Short sellers -- banned since September to prevent volatility and pare losses -- re-entered the market on Monday, as indexes fell on lower oil prices and weaknesses in global markets. The MICEX fell by 5.3 percent, while the dollar-denominated RTS Index was off by 4.4 percent.
Urals crude, the country's main export blend, slipped $1.29 to $69.33 on a stronger U.S. dollar.
Analysts and market participants welcomed the end of the ban, saying it was reflected on financial markets and would create more favorable trading conditions.
Short selling can "certainly lead to increased volatility and can definitely push certain stocks down," UralSib chief economist Vladimir Tikhomirov said. "But not allowing it at all runs counter to free-market strategy.
"The general perception is that the market has reached a level of stability, unlike last fall, when it looked like the bottom was ready to fall out."
Under the current regulation, traders cannot short a stock that is more than 3 percent lower than the pervious day's closing price. Before the ban, the level was 5 percent.
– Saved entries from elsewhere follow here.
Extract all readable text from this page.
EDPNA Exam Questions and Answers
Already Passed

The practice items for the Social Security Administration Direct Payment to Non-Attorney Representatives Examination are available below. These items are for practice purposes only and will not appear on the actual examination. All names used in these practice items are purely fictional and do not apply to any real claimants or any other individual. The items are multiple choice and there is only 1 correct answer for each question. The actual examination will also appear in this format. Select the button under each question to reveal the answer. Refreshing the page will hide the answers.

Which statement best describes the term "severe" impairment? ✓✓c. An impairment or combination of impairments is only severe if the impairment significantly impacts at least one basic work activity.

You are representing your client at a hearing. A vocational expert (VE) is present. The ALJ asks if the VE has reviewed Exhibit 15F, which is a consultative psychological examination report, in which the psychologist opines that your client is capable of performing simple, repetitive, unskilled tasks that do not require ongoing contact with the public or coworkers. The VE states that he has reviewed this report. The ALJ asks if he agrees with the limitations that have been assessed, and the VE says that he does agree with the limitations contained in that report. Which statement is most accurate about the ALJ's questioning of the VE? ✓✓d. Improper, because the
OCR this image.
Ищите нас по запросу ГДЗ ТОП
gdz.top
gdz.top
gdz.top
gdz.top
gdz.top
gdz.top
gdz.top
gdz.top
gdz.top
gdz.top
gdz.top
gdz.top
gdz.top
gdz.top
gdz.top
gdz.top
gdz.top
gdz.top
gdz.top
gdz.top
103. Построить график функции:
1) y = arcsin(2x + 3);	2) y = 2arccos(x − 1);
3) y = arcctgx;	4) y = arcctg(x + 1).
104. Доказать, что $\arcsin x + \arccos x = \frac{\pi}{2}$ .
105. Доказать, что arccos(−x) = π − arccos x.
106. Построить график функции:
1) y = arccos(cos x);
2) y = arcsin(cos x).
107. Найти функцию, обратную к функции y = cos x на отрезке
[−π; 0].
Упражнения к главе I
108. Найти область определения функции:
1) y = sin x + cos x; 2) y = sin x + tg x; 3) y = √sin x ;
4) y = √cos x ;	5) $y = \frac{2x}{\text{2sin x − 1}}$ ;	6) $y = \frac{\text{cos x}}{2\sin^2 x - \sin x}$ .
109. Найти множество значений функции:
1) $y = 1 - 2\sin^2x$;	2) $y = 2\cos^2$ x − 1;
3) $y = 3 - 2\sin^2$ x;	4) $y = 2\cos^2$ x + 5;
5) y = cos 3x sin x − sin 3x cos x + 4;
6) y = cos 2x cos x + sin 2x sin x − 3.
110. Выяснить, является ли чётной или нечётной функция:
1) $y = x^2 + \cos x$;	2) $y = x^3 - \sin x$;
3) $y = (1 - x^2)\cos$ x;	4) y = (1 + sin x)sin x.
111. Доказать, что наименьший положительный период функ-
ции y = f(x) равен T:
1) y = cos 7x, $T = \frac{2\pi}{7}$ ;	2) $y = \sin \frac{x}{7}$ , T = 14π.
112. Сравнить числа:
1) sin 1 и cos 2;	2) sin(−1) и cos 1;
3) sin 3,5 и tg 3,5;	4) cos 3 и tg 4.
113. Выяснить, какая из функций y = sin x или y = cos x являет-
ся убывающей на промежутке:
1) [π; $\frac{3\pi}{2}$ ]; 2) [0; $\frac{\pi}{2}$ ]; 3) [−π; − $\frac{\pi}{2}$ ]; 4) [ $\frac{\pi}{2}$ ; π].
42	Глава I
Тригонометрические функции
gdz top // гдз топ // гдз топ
The service also reinstituted margin trading, allowing traders to take 3-to-1 positions on credit.
Traders said Monday's losses had little to do with short selling and more to do with broader economic concerns.
"The dollar was strong today, and oil was down," said Andrei Cook, a senior trader at UralSib. "The market was ready to fall, and short selling might have added a little fuel to the fire, but not very much."
Cook did say, however, that the stellar growth of the last three months -- when the MICEX nearly doubled in value from 646.72 on March 3 to as high as 1,206.20 on June 1 -- is unlikely to continue in the near term.
"You won't see much more growth in prices without significant changes in economic fundamentals," he said. "We're probably due for a correction but not a major trend reversal."